Autres rêves de gosses exaucés, cet album est l’occasion de plusieurs collaborations avec des groupes phares du rock français des années 2000 qui ont bercé les oreilles des membres de Darcy dans leur jeunesse. On retrouve une fois de plus Kemar de No One Is Innocent dans “Viens chercher pogo”, Niko Jones, le chanteur de Tagada Jones, dans “L’Étincelle au brasier”, Merzhin dans “Notre hymne”. « Les collaborations, c’est quelque chose qui manque dans le rock, alors que dans le hip-hop pas un album ne sort sans plusieurs featurings. On tourne fréquemment avec les mêmes groupes, il y a un esprit de camaraderie, on partage des valeurs politiques ou sociales… Ça nous paraissait évident de les inviter sur notre album à crier avec nous », explique Irvin.

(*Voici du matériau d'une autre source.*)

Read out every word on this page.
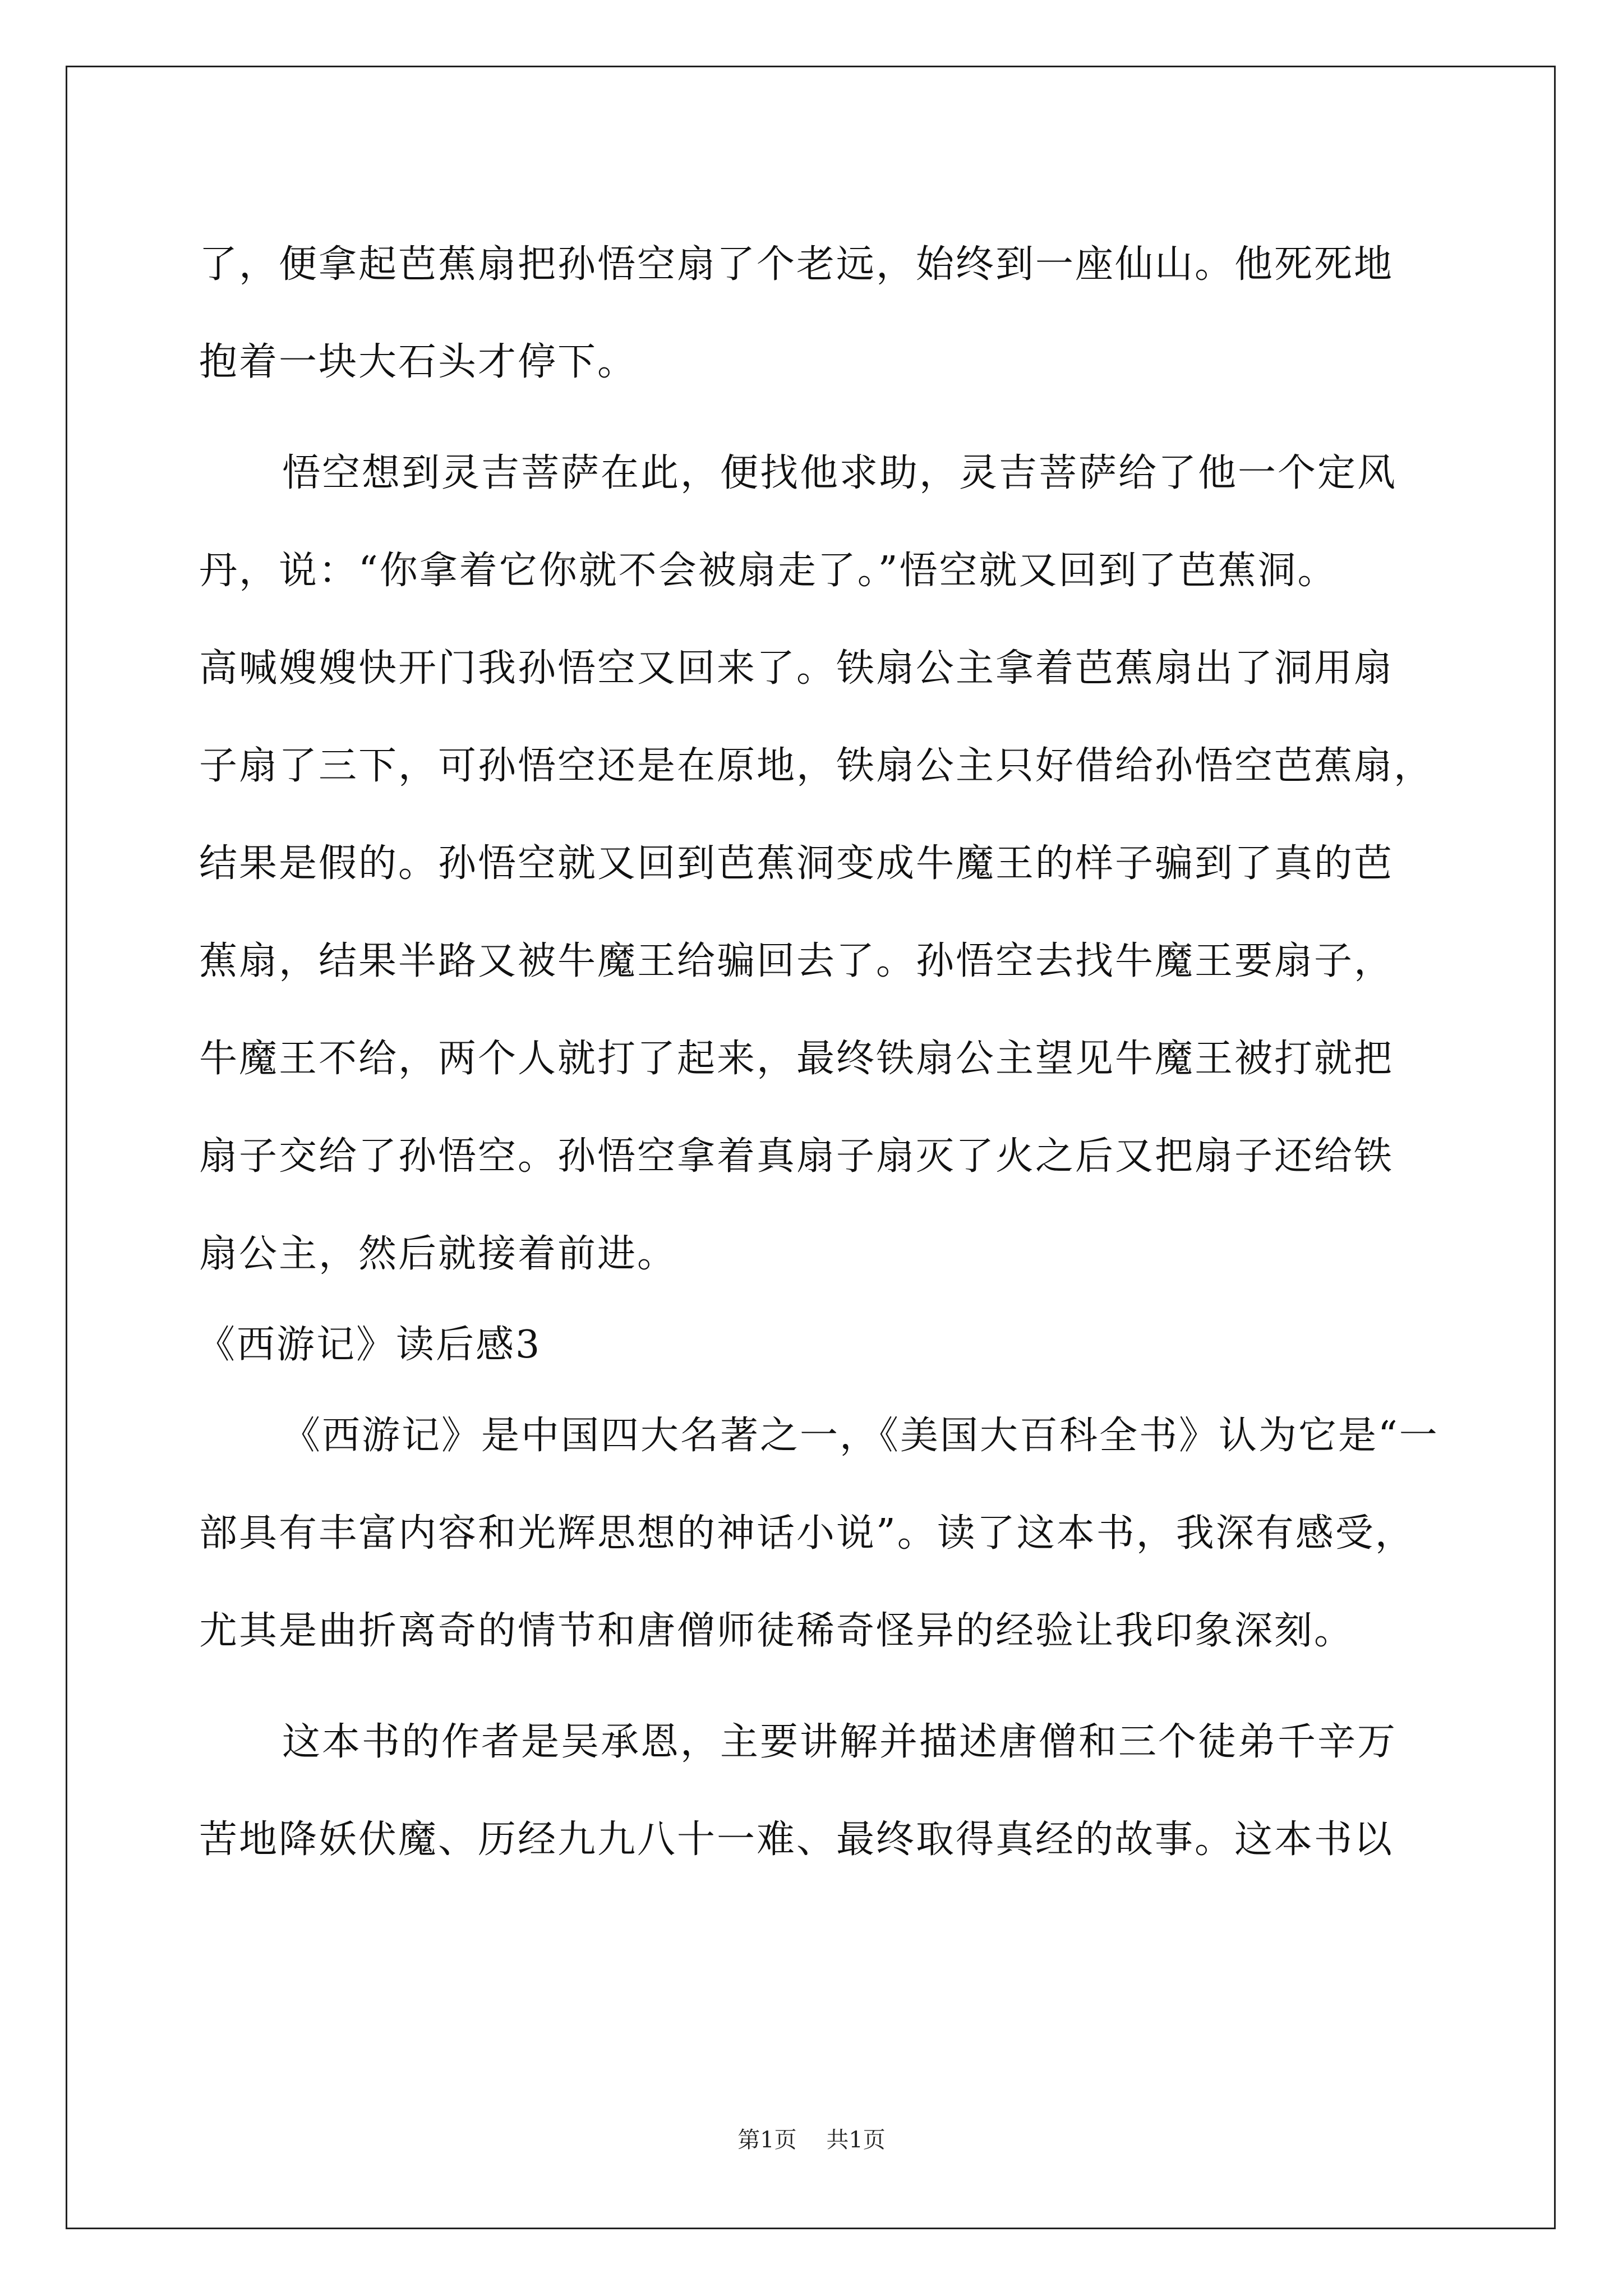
了，便拿起芭蕉扇把孙悟空扇了个老远，始终到一座仙山。他死死地
抱着一块大石头才停下。
悟空想到灵吉菩萨在此，便找他求助，灵吉菩萨给了他一个定风
丹，说：“你拿着它你就不会被扇走了。”悟空就又回到了芭蕉洞。
高喊嫂嫂快开门我孙悟空又回来了。铁扇公主拿着芭蕉扇出了洞用扇
子扇了三下，可孙悟空还是在原地，铁扇公主只好借给孙悟空芭蕉扇，
结果是假的。孙悟空就又回到芭蕉洞变成牛魔王的样子骗到了真的芭
蕉扇，结果半路又被牛魔王给骗回去了。孙悟空去找牛魔王要扇子，
牛魔王不给，两个人就打了起来，最终铁扇公主望见牛魔王被打就把
扇子交给了孙悟空。孙悟空拿着真扇子扇灭了火之后又把扇子还给铁
扇公主，然后就接着前进。
《西游记》读后感3
《西游记》是中国四大名著之一，《美国大百科全书》认为它是“一
部具有丰富内容和光辉思想的神话小说”。读了这本书，我深有感受，
尤其是曲折离奇的情节和唐僧师徒稀奇怪异的经验让我印象深刻。
这本书的作者是吴承恩，主要讲解并描述唐僧和三个徒弟千辛万
苦地降妖伏魔、历经九九八十一难、最终取得真经的故事。这本书以
第1页 共1页
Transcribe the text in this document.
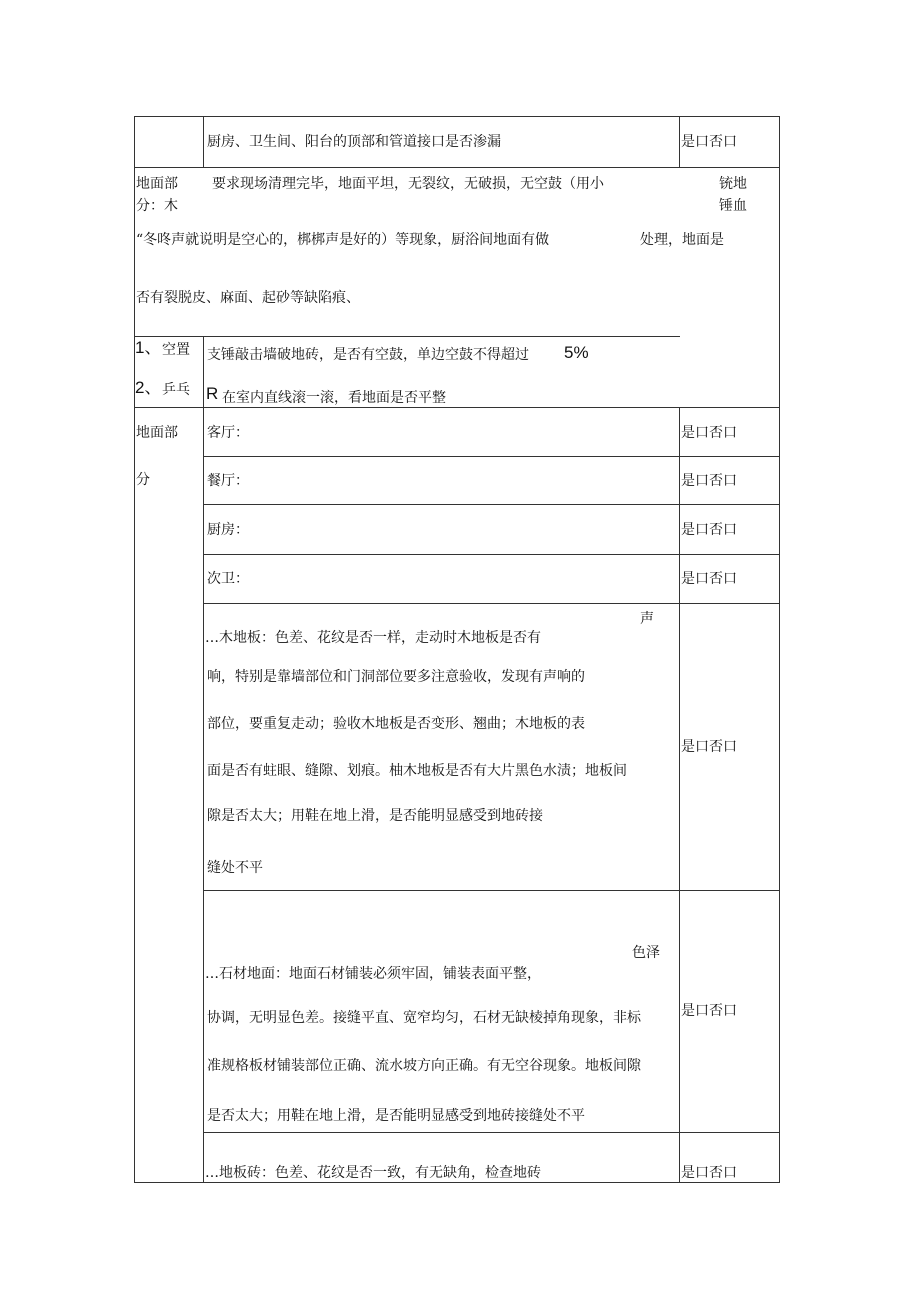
厨房、卫生间、阳台的顶部和管道接口是否渗漏	是口否口
地面部
分：木
要求现场清理完毕，地面平坦，无裂纹，无破损，无空鼓（用小	铳地
锤血
“冬咚声就说明是空心的，梆梆声是好的）等现象，厨浴间地面有做	处理，地面是
否有裂脱皮、麻面、起砂等缺陷痕、
1、 空置 支锤敲击墙破地砖，是否有空鼓，单边空鼓不得超过 5%
2、 乒乓 R 在室内直线滚一滚，看地面是否平整
地面部
分
客厅：	是口否口
餐厅：	是口否口
厨房：	是口否口
次卫：	是口否口
声
…木地板：色差、花纹是否一样，走动时木地板是否有
响，特别是靠墙部位和门洞部位要多注意验收，发现有声响的
部位，要重复走动；验收木地板是否变形、翘曲；木地板的表
面是否有蛀眼、缝隙、划痕。柚木地板是否有大片黑色水渍；地板间
隙是否太大；用鞋在地上滑，是否能明显感受到地砖接
缝处不平
是口否口
色泽
…石材地面：地面石材铺装必须牢固，铺装表面平整，
协调，无明显色差。接缝平直、宽窄均匀，石材无缺棱掉角现象，非标
准规格板材铺装部位正确、流水坡方向正确。有无空谷现象。地板间隙
是否太大；用鞋在地上滑，是否能明显感受到地砖接缝处不平
是口否口
…地板砖：色差、花纹是否一致，有无缺角，检查地砖	是口否口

Car Darcy est avant tout un cri. Un cri contre Marine Le Pen et son stratagème de dédiabolisation, figure omniprésente dans l’album et au centre du morceau “Rediaboliser”. « C’est ce qui me rend le plus dingue aujourd’hui », affirme Irvin. « Mais il n’y a pas que ça », poursuit-il, « ce qui nous met en colère, c’est l’inégalité sociale, le manque d’espoir de la jeunesse, la façon dont on traite les retraités aujourd’hui… Et tant qu’on sera en colère, Darcy existera. Notre seule essence, c’est la colère. »
Avec son énergie communicative, Darcy cherche à donner la force de remettre la colère à la mode, pour paraphraser le morceau “La Force”. La colère, certes, mais avec le sourire. « La colère peut être une fête, disait ma mère. Je me rappelle aller en manifestations avec elle, le folklore, le sourire quand tu avais le poing en l’air. Cet album, c’est ça », résume Irvin. Et malgré la lucidité cynique qui habite Machines de guerre, des hymnes fédérateurs comme “Solution” ou “Notre hymne” nous font naïvement rêver à une révolution possible par le collectif. À l’horizon des élections présidentielles françaises, Darcy fait bien de le rappeler : “Ensemble, nous serons toujours la solution”.
Darcy défendra Machines de guerre en concert dans de nombreux festivals jusqu’à la rentrée. La première date de cette tournée en forme de traînée de poudre aura lieu le 11 mars 2022 au festival Corde raide à Pontchâteau (Loire-Atlantique).